En 2012, le GIPM sélectionne sept jeunes parmi 34 pour intégrer l'unité d'élite. Les jeunes entreprennent plusieurs tests avant d'être choisis, dont 200 mètres natation, saut de 3 mètres de hauteur mains et pieds liés et nager ainsi sur 25 mètres, plongée, natation en haute mer, parcours blessé, bâtiment, tyrolienne, gas test (chambre à gaz lacrymogène), combat à mains nues et tir avec plusieurs armes, entre autres. Une fois choisis, les sept jeunes intègrent l'équipe le 11 septembre pour un entraînement de six semaines. Raj Sookur était le cadre officer désigné par le commandant Servansing pour les entraînements.

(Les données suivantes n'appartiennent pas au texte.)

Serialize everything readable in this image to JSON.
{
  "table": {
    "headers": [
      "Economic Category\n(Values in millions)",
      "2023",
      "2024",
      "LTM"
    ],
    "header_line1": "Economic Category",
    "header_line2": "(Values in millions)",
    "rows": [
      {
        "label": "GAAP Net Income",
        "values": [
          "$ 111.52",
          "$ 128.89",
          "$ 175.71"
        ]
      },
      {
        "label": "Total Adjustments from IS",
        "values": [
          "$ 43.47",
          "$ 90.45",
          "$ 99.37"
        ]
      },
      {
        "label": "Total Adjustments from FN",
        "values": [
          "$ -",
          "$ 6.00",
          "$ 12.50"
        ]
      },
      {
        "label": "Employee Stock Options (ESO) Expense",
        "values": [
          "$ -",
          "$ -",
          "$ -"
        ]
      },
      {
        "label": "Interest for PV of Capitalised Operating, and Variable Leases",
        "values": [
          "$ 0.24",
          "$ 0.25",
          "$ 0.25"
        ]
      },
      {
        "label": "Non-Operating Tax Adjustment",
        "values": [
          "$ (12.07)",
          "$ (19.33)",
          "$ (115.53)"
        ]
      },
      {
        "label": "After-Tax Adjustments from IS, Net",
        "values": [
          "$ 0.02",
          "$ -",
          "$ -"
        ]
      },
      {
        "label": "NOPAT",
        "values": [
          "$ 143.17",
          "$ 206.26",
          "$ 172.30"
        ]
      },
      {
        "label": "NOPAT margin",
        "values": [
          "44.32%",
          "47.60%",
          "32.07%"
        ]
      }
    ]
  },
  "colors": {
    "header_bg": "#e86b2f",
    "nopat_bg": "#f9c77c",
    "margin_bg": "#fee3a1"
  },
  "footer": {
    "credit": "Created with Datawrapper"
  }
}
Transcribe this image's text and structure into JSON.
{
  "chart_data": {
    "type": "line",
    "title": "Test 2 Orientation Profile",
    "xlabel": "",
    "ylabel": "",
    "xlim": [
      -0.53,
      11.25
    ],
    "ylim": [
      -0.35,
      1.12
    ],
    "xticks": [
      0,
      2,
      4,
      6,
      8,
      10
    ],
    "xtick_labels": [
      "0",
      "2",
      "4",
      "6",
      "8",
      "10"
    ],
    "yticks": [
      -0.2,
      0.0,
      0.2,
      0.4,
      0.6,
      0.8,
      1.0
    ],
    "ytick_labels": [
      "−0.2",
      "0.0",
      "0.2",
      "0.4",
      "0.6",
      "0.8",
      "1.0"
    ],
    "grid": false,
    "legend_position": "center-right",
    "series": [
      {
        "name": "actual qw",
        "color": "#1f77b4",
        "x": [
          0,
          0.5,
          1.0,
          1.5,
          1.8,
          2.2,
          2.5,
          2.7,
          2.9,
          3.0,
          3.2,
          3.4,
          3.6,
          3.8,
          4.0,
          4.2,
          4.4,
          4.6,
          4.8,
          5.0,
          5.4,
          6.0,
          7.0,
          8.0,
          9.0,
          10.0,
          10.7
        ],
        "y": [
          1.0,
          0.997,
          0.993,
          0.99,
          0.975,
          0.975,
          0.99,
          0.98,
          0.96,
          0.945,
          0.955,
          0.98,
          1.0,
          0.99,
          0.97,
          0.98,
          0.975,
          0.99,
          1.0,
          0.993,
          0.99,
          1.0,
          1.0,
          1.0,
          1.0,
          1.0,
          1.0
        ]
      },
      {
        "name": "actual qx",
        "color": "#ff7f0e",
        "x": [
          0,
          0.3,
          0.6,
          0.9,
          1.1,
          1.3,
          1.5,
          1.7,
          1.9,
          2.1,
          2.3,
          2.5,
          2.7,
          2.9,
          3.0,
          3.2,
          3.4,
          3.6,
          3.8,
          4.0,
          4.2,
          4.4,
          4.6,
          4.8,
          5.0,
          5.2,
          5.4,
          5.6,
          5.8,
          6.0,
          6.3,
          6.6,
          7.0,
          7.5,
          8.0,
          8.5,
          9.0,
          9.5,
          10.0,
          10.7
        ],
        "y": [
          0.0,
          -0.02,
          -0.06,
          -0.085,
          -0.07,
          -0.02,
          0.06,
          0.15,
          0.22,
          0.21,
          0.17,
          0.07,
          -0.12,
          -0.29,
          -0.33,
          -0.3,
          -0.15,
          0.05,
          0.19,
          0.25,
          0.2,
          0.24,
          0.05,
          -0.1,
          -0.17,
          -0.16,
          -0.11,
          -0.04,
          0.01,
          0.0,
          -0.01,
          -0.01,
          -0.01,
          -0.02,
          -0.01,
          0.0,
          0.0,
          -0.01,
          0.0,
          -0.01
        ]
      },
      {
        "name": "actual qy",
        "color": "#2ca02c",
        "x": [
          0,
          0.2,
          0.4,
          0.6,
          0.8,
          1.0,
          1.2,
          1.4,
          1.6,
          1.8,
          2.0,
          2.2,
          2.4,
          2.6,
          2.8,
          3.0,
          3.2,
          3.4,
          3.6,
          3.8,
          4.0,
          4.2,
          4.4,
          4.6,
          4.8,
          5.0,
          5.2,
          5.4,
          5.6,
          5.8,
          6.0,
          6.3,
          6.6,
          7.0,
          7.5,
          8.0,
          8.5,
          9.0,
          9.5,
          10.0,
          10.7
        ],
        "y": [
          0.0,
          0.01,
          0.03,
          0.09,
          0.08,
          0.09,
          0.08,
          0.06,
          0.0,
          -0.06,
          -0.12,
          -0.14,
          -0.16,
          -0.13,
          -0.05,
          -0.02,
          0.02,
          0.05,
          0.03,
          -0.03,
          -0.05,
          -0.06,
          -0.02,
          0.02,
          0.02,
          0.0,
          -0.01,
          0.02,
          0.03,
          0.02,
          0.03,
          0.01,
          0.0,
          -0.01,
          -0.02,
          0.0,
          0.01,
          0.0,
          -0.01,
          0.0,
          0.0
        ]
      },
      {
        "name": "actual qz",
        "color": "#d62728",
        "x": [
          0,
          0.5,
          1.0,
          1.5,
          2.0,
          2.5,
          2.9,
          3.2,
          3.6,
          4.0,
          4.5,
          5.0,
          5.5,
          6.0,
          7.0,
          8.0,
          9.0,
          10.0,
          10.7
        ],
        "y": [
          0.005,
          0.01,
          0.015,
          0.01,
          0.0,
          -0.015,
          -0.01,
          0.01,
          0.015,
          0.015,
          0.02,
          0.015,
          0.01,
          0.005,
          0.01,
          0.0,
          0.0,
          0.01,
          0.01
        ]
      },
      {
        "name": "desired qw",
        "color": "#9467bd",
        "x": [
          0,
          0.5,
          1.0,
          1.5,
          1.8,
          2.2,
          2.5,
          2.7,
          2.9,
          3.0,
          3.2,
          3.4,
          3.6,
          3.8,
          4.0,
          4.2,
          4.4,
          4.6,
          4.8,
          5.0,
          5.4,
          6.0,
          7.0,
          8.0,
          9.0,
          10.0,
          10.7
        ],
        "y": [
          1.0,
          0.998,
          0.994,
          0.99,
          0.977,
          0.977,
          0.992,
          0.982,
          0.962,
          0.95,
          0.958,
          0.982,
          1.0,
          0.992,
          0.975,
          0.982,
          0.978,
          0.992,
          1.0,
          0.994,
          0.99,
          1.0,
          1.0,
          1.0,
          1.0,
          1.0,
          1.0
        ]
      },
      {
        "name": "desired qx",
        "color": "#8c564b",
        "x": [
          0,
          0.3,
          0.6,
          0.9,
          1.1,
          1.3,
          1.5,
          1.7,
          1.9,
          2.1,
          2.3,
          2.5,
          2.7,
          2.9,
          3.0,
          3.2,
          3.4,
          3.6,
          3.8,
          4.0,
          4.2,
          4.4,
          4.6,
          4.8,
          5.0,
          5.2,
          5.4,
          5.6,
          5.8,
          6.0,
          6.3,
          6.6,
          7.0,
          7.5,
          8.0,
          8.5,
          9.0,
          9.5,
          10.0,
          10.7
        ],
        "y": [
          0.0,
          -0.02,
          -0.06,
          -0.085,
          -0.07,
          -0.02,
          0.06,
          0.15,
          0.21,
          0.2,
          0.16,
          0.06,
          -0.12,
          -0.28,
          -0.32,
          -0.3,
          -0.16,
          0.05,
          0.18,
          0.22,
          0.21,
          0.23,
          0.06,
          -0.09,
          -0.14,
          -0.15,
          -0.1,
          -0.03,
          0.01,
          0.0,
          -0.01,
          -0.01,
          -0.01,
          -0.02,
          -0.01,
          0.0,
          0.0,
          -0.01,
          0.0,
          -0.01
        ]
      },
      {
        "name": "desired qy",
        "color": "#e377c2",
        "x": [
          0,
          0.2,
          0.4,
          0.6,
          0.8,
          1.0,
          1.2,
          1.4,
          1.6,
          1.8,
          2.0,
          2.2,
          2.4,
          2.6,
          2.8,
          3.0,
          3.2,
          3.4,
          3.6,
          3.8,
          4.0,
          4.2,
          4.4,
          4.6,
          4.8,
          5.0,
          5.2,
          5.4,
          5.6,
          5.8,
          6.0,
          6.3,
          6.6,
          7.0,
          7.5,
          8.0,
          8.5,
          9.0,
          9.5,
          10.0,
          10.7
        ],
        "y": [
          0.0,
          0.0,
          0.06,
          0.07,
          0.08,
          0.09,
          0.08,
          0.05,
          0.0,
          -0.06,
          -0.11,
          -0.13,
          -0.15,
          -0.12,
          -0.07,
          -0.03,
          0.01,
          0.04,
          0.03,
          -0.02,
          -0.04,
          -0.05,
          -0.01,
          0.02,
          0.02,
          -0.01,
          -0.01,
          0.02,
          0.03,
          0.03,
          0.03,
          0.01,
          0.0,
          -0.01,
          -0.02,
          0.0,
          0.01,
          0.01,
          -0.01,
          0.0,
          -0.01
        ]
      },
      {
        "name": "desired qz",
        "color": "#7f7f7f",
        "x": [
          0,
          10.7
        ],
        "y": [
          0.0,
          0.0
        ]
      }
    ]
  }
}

Le samedi 29 septembre 2012, le jour fatidique, un peu plus de deux semaines après le début des entraînements, les recrues se rendent à Sept Cascades pour poursuivre leur entraînement. «C'est un malheureux accident. Il y a un parcours qui s'appelle le parcours des blessés et on doit faire une simulation pour évacuer des blessés, où les éléments du GIPM sont souvent appelés à faire des opérations de sauvetage. Nous avons fait les cascades où je leur ai montré les techniques, comment franchir les obstacles avec les moyens que nous avions. Les Sept Cascades n'était pas un endroit nouveau pour les recrues, ce n'était pas la première fois que nous nous y rendions », raconte le lieutenant.

Arrivés à la quatrième cascade, à Bassin Caraille, les deux jeunes se retrouvent en difficulté. «Cette double noyade est un malheureux accident qui s'est passé tellement vite au même moment. Ceux qui étaient présents ainsi que moi avions fait tout pour sauver les deux privates. Mais malheureusement... Ces images sont toujours vives dans ma tête et reviennent à chaque fois et me donnent des frissons. C'est difficile à accepter ce qui s'est produit, pour moi et pour ceux qui étaient présents», confie le quadragénaire.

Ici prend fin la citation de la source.